Maroc

RESUME

Le régime alimentaire marocain, de type méditerranéen, est basé sur une large consommation de céréales et de fruits et légumes. L’alimentation se diversifie progressivement, surtout pour les ménages urbains et les classes plus aisées. Elle comprend davantage d’aliments riches en micronutriments, mais la consommation de produits d’origine animale reste très limitée alors que les ressources du pays, en poisson notamment, sont très importantes. Les aliments prêts à consommer et la restauration hors domicile deviennent plus courants en milieu urbain favorisant la consommation d’aliments riches en sucre et en graisse. Cette évolution témoigne de la transition nutritionnelle en cours en milieu rural aussi bien qu’urbain. Couplées à une réduction de l’activité physique, ces modifications sont à l’origine de la progression du surpoids et de l’obésité dans la population adulte.

Les disponibilités per capita en céréales augmentent régulièrement depuis les années 60, hausse soutenue par des importations massives. Le Maroc, qui dispose d’un important potentiel agricole, produit principalement du blé et de l’orge mais la production nationale reste insuffisante pour satisfaire la forte demande. La dépendance élevée aux importations céréalières expose le Maroc aux fluctuations des prix des denrées alimentaires sur le marché mondial. Malgré une augmentation des disponibilités en viande et en poisson, celles-ci restent très limitées. Les disponibilités énergétiques alimentaires sont bien supérieures aux besoins de la population et la prévalence de sous-alimentation est faible.

Certaines pratiques d’alimentation des jeunes enfants montrent des tendances préoccupantes: l’allaitement maternel exclusif jusqu’à l’âge de 6 mois est en fort recul, l’utilisation du biberon est devenue courante et l’alimentation de complément, bien que relativement diversifiée, est encore souvent introduite de façon trop précoce ou trop tardive.

En 2003-2004, près d’un quart des enfants de moins de 5 ans étaient atteints de retard de croissance. Cette prévalence est cependant en nette baisse depuis la fin des années 80. En revanche, la prévalence de maigreur montre une hausse préoccupante. Outre les pratiques inadéquates d’alimentation des jeunes enfants, les sécheresses dans certaines zones rurales (régions de Marrakech-Tensift-Al Haouz et de Souss-Massa-Draa notamment) et l’incidence encore élevée de la pauvreté dans certaines régions sont probablement des facteurs explicatifs. La prévalence de surpoids chez les jeunes enfants est restée stable ces dernières années.

L’état nutritionnel des femmes reflète la transition nutritionnelle et le double fardeau de malnutrition qui affecte le pays: alors que près d’une femme sur dix souffre encore de déficit énergétique chronique, près de 40% sont en surpoids ou obèses. Plus fréquents en milieu urbain, le surpoids et l’obésité sont cependant également présents en milieu rural.

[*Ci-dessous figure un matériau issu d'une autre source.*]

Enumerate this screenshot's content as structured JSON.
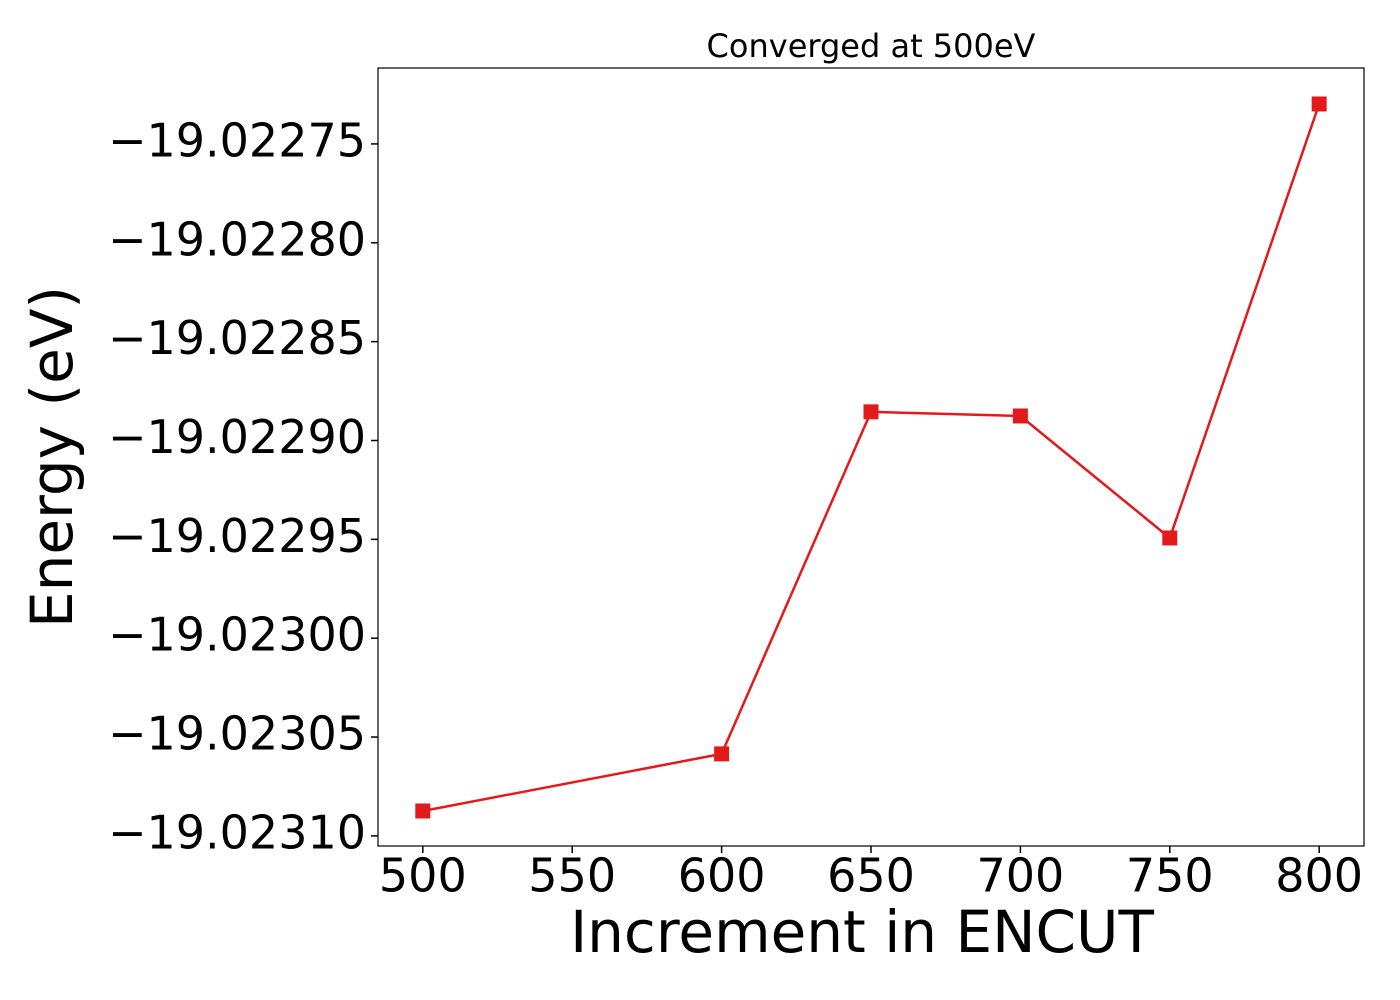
{
  "chart_data": {
    "type": "line",
    "title": "Converged at 500eV",
    "xlabel": "Increment in ENCUT",
    "ylabel": "Energy (eV)",
    "x": [
      500,
      600,
      650,
      700,
      750,
      800
    ],
    "series": [
      {
        "color": "#e31a1c",
        "values": [
          -19.0230874,
          -19.0230585,
          -19.0228855,
          -19.0228876,
          -19.0229493,
          -19.0227298
        ]
      }
    ],
    "xlim": [
      485,
      815
    ],
    "ylim": [
      -19.0231051,
      -19.0227116
    ],
    "xticks": [
      500,
      550,
      600,
      650,
      700,
      750,
      800
    ],
    "yticks": [
      {
        "value": -19.02275,
        "label": "−19.02275"
      },
      {
        "value": -19.0228,
        "label": "−19.02280"
      },
      {
        "value": -19.02285,
        "label": "−19.02285"
      },
      {
        "value": -19.0229,
        "label": "−19.02290"
      },
      {
        "value": -19.02295,
        "label": "−19.02295"
      },
      {
        "value": -19.023,
        "label": "−19.02300"
      },
      {
        "value": -19.02305,
        "label": "−19.02305"
      },
      {
        "value": -19.0231,
        "label": "−19.02310"
      }
    ],
    "grid": false
  }
}
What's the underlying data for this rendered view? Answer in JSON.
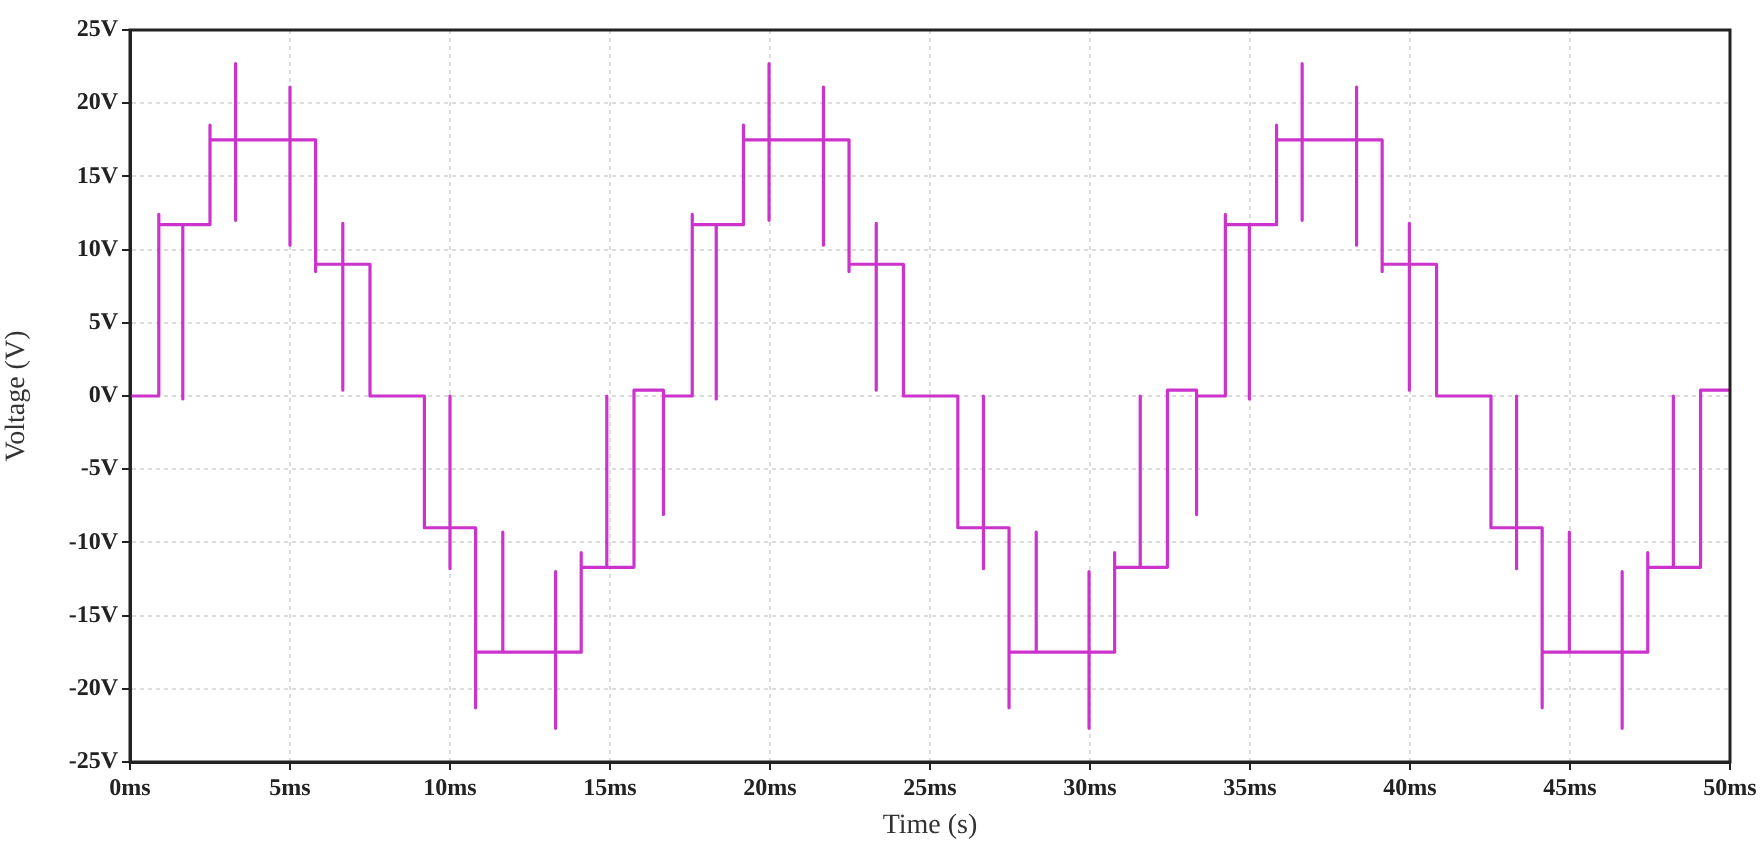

Au début des années 90, les troubles dus à la carence en iode étaient un problème de santé publique. Actuellement, la stratégie d’iodation universelle du sel, adoptée en 1996, ne profite qu’à peu de ménages. Des données récentes font défaut pour évaluer le niveau actuel de la carence. Chez les jeunes enfants, la carence en vitamine A était un problème de santé publique de niveau sévère à la fin des années 90; l’absence de données réactualisées ne permet pas d’évaluer la nécessité d’étendre la couverture de supplémentation. Chez les femmes, la carence en vitamine A est peu fréquente. L’anémie était un problème de santé publique, touchant un tiers des jeunes enfants et un tiers des femmes non enceintes en 2000. La couverture de supplémentation en fer des femmes enceintes est très limitée. Des mesures à long terme ont été mises en œuvre pour lutter contre ces carences, en particulier la fortification de l’huile en vitamines A et D et la fortification de la farine de blé tendre en fer et en vitamines B, stratégies renforcées par des campagnes d’éducation nutritionnelle.

Dans un contexte de croissance économique soutenue, de recul de la pauvreté, d’amélioration de l’accès à l’eau potable et aux soins de santé, et de soutien politique au secteur agricole, le Maroc dispose d’opportunités pour améliorer durablement l’alimentation et l’état nutritionnel de la population.